En 1830, Augustus Landor, un ancien enquêteur à la réputation établie est approché par la direction de l’école militaire de Westpoint pour enquêter sur le meurtre d’un jeune pensionnaire, retrouvé pendu à un arbre, les pieds touchant le sol et le cœur arraché. Dans ses investigations, le détective sera amené à collaborer avec un élève de l’école, poète et érudit méprisé par ses camarades, et qui s’avérera aussi fin limier que son modèle. Son nom : Edgar Allan Poe.

Déjà réalisateur d’Hostiles, superbe western crépusculaire questionnant la barbarie humaine et mené par Christian Bale, ainsi que des Brasiers de la colère dans lequel il avait déjà dirigé l’acteur, Scott Cooper retrouve la star de The Dark Knight et de The Machinist pour un nouveau film d’époque aux thématiques vengeresses sensiblement similaires et baignant dans de superbes couleurs hivernales.
Se montrant toujours aussi impliqué dans son interprétation, Bale y trouve un rôle de limier atypique et écorché, tourmenté par un souvenir dont Cooper se gardera d’en révéler trop rapidement la nature. Face à la star, l’acteur Harry Melling (vu dans la saga Harry Potter et en vilain mégalo dans The Old Guard) étonne par la justesse de son jeu et un charisme inattendu. Il incarne ici un Edgar Poe volubile, cynique, vulnérable et déjà accroc à la boisson, aussi passionné par le pouvoir du verbe que par la résolution de son affaire.

Bien sûr, ce n’est pas la première fois que le poète et génial novelliste se voit transformé en protagoniste d’enquête policière. On se souvient notamment de l’interprétation plus musclée qu’en avait donné John Cusack dans l’inégal The Raven de James McTeigue. 
Plus sobre que ce dernier film, The Pale Blue Eye (titre donné en référence au récit Le Coeur révélateur de Poe) semble aussi plus juste dans sa portraitisation de l’écrivain. Avec pour idée de transformer le célèbre auteur en figure tragique, justicière et romantique, Cooper lui appose l’image d’un détective zêlé qui pourrait tout aussi faire figure de mentor que de future inspiration pour la création du chevalier Auguste Dupin, tandis que d’autres personnages évoquent quant à eux les figures tourmentées de Roderick et Madeline Usher.

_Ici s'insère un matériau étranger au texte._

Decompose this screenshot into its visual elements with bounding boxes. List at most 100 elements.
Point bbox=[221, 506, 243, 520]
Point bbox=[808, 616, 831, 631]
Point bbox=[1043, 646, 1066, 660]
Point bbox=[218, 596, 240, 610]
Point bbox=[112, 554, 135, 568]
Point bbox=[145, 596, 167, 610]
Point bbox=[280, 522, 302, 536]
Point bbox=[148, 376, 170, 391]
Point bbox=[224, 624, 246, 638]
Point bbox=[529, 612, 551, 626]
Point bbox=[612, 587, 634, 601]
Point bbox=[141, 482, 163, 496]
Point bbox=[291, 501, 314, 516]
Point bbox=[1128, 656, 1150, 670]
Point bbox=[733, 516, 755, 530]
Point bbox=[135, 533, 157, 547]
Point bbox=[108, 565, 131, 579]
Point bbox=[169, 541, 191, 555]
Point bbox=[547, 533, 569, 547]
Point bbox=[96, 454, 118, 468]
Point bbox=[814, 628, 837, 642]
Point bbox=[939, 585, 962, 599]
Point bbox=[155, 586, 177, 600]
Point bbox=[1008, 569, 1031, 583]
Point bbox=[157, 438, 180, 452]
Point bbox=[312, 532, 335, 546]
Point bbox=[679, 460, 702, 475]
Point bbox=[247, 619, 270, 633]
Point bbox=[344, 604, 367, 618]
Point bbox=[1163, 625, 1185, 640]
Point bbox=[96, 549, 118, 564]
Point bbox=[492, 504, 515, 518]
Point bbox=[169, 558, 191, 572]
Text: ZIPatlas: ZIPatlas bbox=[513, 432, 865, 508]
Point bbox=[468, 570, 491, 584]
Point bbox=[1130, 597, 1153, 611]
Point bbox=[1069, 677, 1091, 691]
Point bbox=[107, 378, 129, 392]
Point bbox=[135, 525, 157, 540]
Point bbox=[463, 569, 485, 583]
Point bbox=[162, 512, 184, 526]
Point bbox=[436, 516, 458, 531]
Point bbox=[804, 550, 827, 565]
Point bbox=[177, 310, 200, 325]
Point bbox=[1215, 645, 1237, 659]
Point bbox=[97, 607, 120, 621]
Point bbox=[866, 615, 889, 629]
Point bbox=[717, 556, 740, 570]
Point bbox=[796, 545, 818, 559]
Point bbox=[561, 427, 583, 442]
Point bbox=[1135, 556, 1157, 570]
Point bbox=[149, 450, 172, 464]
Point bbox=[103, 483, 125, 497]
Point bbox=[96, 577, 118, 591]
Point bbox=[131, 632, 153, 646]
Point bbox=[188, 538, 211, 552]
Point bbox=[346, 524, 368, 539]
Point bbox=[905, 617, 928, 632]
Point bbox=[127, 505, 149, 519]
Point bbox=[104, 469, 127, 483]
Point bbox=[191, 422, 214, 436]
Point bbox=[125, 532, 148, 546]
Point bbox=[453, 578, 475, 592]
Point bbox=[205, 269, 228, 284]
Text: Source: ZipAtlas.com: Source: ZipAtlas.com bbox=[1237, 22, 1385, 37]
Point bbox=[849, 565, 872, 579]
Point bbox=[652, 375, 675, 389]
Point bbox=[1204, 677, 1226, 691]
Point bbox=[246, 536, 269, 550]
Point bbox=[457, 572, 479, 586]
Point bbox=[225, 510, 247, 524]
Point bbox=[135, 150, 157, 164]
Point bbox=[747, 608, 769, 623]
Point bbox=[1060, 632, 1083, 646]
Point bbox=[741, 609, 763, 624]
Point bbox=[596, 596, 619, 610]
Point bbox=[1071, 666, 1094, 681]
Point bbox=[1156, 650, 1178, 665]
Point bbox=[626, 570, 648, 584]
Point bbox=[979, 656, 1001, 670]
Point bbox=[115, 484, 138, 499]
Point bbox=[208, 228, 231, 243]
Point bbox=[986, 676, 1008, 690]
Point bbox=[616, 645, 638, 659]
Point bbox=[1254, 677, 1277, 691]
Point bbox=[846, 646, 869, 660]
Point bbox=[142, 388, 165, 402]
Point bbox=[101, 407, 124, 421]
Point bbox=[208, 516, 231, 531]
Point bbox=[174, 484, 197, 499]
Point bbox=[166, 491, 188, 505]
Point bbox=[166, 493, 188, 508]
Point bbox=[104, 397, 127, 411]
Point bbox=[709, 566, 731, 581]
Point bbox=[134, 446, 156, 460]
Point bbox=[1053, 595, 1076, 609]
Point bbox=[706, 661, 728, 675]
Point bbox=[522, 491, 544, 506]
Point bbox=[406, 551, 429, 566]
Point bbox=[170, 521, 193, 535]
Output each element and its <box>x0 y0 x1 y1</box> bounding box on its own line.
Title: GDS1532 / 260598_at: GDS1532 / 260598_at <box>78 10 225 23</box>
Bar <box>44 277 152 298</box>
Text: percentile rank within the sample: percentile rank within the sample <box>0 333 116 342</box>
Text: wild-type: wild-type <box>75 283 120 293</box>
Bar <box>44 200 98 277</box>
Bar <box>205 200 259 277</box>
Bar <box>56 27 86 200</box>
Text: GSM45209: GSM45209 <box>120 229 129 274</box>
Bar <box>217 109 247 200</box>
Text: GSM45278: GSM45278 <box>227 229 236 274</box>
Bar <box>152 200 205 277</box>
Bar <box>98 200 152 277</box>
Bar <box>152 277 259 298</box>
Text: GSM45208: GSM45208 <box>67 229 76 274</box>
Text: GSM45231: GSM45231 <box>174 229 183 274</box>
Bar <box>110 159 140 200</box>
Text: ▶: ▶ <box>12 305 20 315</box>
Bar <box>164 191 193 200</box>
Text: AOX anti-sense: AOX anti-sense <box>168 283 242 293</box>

On pourra néanmoins regretter que le coup de théâtre final n’ait pas été mieux préparé, quelques plans succints et trop peu explicites en guise de flashbacks ne suffisent pas pour donner à cette résolution une ampleur émotionnelle, renforcée par l’idée, souvent délicieuse quand elle est bien emmenée, de s’être fait berner. Les éléments de réponse sont insuffisamment dispersés dans l’histoire pour permettre au spectateur de trouver par lui-même la clé de l’énigme. Et c’est peut-être sciemment que l’a fait Cooper afin d’aller à l’encontre de toutes ces intrigues qui cherchent systématiquement à se montrer plus intelligentes que le spectateur.

Peu importe après tout, la qualité du film dans son ensemble l’emporte sur ses quelques menus défauts et on sort du visionnage touché par le respect que se voue son duo d’enquêteurs et par la splendeur mélancolique qui se dégage de ses ultimes images, lesquelles s’accordent à merveille au génie de la prose de Poe.